I don’t know what will happen at the next election, or if I will still be in the UK. I already think Starmer is worse than Cameron (at least he wasn’t openly transphobic), and there’s still four years, ten months for things to get worse.
Harris, Walz, please don’t fuck this up. Losing the left (not including the tankies, they weren’t on your side to start with) will be as bad as losing the right wing Democrats, and if Democrats do the blame game again then don’t expect them to come back.
They were saying on the news how many elderly voters that voted for Trump in 2016 and 2020 are dead now. Anecdotally, I knew someone who in 2016 wanted their vote for Trump to be one of the last things they did before they died (and it was).

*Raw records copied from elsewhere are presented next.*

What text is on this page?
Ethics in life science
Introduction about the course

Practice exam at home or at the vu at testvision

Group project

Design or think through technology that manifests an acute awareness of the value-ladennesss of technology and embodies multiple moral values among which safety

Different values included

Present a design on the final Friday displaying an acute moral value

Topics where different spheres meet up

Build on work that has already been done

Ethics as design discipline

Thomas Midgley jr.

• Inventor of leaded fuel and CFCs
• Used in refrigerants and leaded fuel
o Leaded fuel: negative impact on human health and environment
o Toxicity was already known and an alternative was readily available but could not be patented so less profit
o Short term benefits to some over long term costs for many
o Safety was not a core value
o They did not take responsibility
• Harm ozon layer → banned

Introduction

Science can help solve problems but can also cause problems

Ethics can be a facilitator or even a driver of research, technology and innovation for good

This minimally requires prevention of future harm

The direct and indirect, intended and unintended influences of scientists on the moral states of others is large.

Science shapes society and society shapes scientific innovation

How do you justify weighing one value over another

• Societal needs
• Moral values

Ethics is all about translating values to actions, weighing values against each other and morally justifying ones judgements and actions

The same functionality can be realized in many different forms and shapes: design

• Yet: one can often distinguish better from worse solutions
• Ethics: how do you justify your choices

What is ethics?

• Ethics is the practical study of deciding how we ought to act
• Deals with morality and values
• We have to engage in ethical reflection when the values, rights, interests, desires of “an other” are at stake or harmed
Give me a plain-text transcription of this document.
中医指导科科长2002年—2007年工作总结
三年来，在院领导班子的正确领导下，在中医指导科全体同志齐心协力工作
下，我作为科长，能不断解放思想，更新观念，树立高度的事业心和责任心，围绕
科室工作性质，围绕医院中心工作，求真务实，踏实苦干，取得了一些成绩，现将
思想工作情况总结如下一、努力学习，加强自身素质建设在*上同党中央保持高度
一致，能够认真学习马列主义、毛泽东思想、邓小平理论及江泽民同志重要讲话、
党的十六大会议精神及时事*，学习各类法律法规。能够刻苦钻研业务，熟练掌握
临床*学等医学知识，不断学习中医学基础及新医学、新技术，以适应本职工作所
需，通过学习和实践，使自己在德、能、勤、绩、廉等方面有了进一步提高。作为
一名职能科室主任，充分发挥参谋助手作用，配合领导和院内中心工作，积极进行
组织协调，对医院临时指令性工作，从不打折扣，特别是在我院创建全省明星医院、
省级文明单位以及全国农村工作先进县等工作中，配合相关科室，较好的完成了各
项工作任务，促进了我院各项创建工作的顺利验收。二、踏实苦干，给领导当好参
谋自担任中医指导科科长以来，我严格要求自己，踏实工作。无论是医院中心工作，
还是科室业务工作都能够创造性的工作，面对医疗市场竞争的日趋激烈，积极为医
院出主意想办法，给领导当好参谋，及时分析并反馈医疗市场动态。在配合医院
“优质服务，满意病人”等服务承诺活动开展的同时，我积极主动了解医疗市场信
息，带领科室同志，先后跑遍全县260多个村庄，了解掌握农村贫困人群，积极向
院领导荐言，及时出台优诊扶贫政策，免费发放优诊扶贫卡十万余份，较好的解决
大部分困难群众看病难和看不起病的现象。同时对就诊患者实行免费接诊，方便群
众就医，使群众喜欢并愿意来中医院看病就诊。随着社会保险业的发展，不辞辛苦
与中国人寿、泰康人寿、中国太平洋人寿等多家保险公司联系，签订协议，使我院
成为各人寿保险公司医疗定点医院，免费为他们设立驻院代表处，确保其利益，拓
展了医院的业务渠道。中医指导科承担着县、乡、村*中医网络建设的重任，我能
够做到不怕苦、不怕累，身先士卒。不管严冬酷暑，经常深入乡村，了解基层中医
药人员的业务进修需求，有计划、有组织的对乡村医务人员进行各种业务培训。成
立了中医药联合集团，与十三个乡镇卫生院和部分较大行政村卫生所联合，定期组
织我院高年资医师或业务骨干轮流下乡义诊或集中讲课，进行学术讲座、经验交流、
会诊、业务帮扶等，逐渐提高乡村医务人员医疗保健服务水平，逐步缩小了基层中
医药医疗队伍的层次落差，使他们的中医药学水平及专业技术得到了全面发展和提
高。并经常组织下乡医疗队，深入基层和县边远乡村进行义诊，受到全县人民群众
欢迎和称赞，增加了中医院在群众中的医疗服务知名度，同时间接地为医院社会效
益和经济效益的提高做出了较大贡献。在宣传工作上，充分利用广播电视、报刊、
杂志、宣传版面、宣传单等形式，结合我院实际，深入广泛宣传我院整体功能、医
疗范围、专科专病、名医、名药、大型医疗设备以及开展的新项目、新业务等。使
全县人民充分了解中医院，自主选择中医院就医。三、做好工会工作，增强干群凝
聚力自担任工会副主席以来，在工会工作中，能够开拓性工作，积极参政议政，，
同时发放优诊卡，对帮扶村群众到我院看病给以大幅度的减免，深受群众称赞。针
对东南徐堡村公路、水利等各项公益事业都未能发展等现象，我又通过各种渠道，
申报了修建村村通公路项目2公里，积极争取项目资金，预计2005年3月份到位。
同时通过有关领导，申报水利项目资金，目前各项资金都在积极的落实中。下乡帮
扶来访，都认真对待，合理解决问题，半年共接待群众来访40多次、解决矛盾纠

I sincerely hope that Jimmy Carter lives long enough to fulfill his publicly stated wish to vote for Harris.
Perhaps the question was poorly worded. If you asked “Are you familiar with the term ‘couchf**ker’?” you’d be lucky to find 1% who never heard of Vance.
All they need to do in order to win over the Undecideds (and probably not a few Republicans) is to point out Lord Dampnut’s age & obvious … issues.
And then say:
“Imagine President Vance!”
It’s probably not a good sign that he misstates the name of the doctor who gave him said cognitive test, and claims “and you get extra points if you get them in order” (nope, it’s often easier to memorise it that way, but the MoCA doesn’t score order).